Our Grenoble site (France) collaborated with a number of local organizations to help improve natural habitats around the site. This included raising awareness through signage, improving the natural environment by removing wildlife hazards, installing nest boxes, and limiting light pollution. In 2023, the site was awarded LPO designation from the Ligue pour La Protection des Oiseaux, a French NGO dedicated to the protection of birds.


Volunteer workers posing as a group in a forest

Contributing to local restoration

Our Calamba site (the Philippines) is located close to a biodiversity hotspot and protected area. In 2023, the site launched a program called ‘Adopt-a-creek’ to help restore a 500-meter stretch of Baranca de Sipit Creek in Calamba city. The initiative aims to restore balance to the local ecosystem through a variety of studies and activities.
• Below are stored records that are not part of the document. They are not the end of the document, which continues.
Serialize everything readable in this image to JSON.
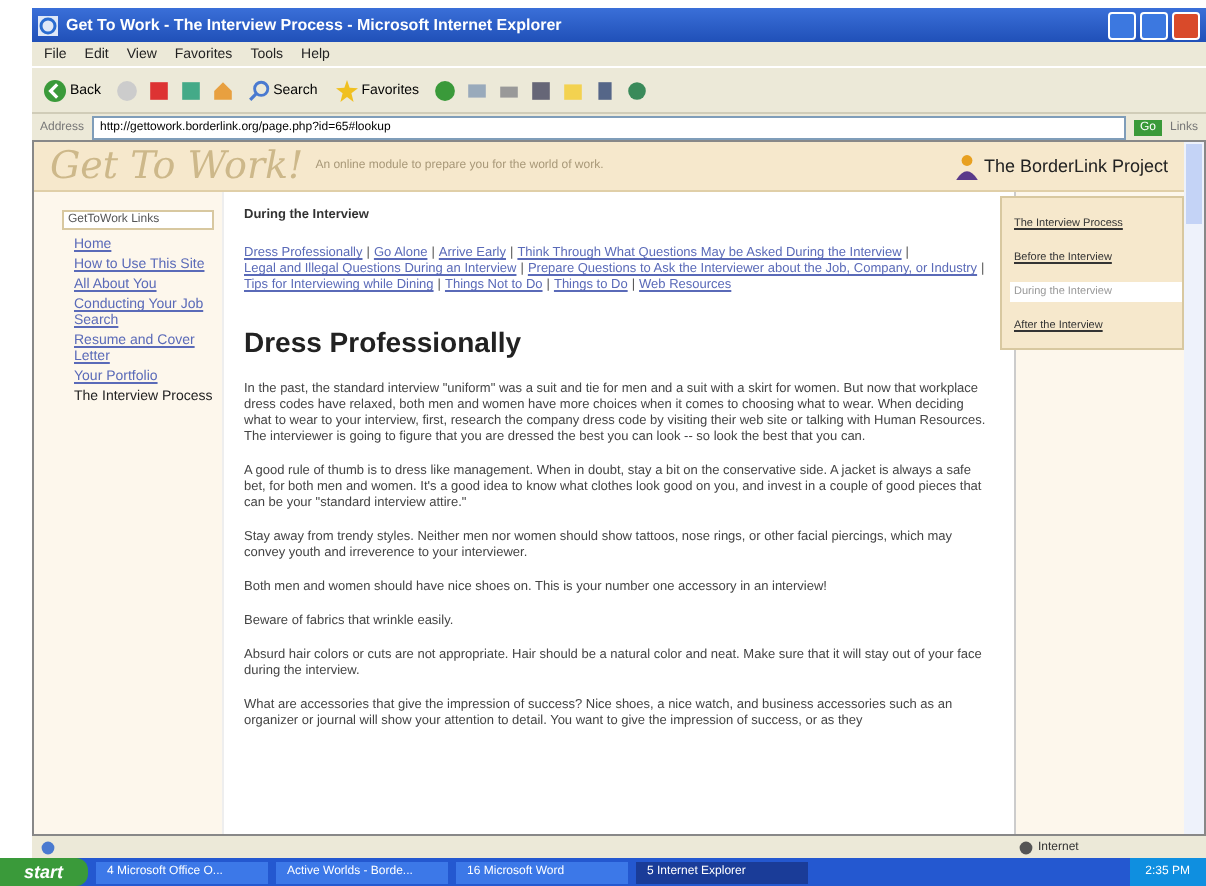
{
  "window": {
    "title": "Get To Work - The Interview Process - Microsoft Internet Explorer"
  },
  "menu": [
    "File",
    "Edit",
    "View",
    "Favorites",
    "Tools",
    "Help"
  ],
  "toolbar": {
    "back": "Back",
    "search": "Search",
    "favorites": "Favorites"
  },
  "address": {
    "label": "Address",
    "url": "http://gettowork.borderlink.org/page.php?id=65#lookup",
    "go": "Go",
    "links": "Links"
  },
  "site": {
    "logo": "Get To Work!",
    "tagline": "An online module to prepare you for the world of work.",
    "project": "The BorderLink Project"
  },
  "sidebar": {
    "title": "GetToWork Links",
    "items": [
      {
        "label": "Home",
        "selected": false
      },
      {
        "label": "How to Use This Site",
        "selected": false
      },
      {
        "label": "All About You",
        "selected": false
      },
      {
        "label": "Conducting Your Job Search",
        "selected": false
      },
      {
        "label": "Resume and Cover Letter",
        "selected": false
      },
      {
        "label": "Your Portfolio",
        "selected": false
      },
      {
        "label": "The Interview Process",
        "selected": true
      }
    ]
  },
  "section_title": "During the Interview",
  "topic_separator": "|",
  "topic_links": [
    "Dress Professionally",
    "Go Alone",
    "Arrive Early",
    "Think Through What Questions May be Asked During the Interview",
    "Legal and Illegal Questions During an Interview",
    "Prepare Questions to Ask the Interviewer about the Job, Company, or Industry",
    "Tips for Interviewing while Dining",
    "Things Not to Do",
    "Things to Do",
    "Web Resources"
  ],
  "heading": "Dress Professionally",
  "paragraphs": [
    "In the past, the standard interview \"uniform\" was a suit and tie for men and a suit with a skirt for women. But now that workplace dress codes have relaxed, both men and women have more choices when it comes to choosing what to wear. When deciding what to wear to your interview, first, research the company dress code by visiting their web site or talking with Human Resources. The interviewer is going to figure that you are dressed the best you can look -- so look the best that you can.",
    "A good rule of thumb is to dress like management. When in doubt, stay a bit on the conservative side. A jacket is always a safe bet, for both men and women. It's a good idea to know what clothes look good on you, and invest in a couple of good pieces that can be your \"standard interview attire.\"",
    "Stay away from trendy styles. Neither men nor women should show tattoos, nose rings, or other facial piercings, which may convey youth and irreverence to your interviewer.",
    "Both men and women should have nice shoes on. This is your number one accessory in an interview!",
    "Beware of fabrics that wrinkle easily.",
    "Absurd hair colors or cuts are not appropriate. Hair should be a natural color and neat. Make sure that it will stay out of your face during the interview.",
    "What are accessories that give the impression of success? Nice shoes, a nice watch, and business accessories such as an organizer or journal will show your attention to detail. You want to give the impression of success, or as they"
  ],
  "subnav": [
    {
      "label": "The Interview Process",
      "selected": false
    },
    {
      "label": "Before the Interview",
      "selected": false
    },
    {
      "label": "During the Interview",
      "selected": true
    },
    {
      "label": "After the Interview",
      "selected": false
    }
  ],
  "status_bar": {
    "zone": "Internet"
  },
  "taskbar": {
    "start": "start",
    "tasks": [
      {
        "label": "4 Microsoft Office O...",
        "selected": false
      },
      {
        "label": "Active Worlds - Borde...",
        "selected": false
      },
      {
        "label": "16 Microsoft Word",
        "selected": false
      },
      {
        "label": "5 Internet Explorer",
        "selected": true
      }
    ],
    "clock": "2:35 PM"
  }
}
The project began with a comprehensive baseline water analysis, which examined specific parameters including oxygen demand, total suspended solids, and coliform bacteria levels. The program was then officially launched on Earth Day in April 2023. It was celebrated with a clean-up activity that involved 101 volunteers, including ST employees, contractors, local agency officials, and a consultant. The volunteers removed over 100 bags of rubbish that had been polluting the creek and harming local ecosystems.

The program team held quarterly meetings with the Department of Environment and Natural Resources to discuss compliance, project implementation, and strategy and achievements. The success of the program inspired another local organization to adopt a nearby 600-meter stretch of the creek, further expanding restoration efforts in the area.

The Adopt-a-creek program is ongoing, with ST planning a range of activities to continue improving the area until 2027. These include tree planting, educational campaigns, seasonal water analyses, and third-party clean-up activities.

Looking forward

As our corporate biodiversity program develops, we plan to adapt the biodiversity index to meet the specific requirements of our R&D sites. This will enable us to gain a comprehensive understanding of our operations. We will also conduct further flora and fauna assessments with specialists to better understand if there are protected species in the vicinity of our sites. By increasing internal and external collaboration, we aim to ensure that each site has its own customized plan to help protect and restore biodiversity.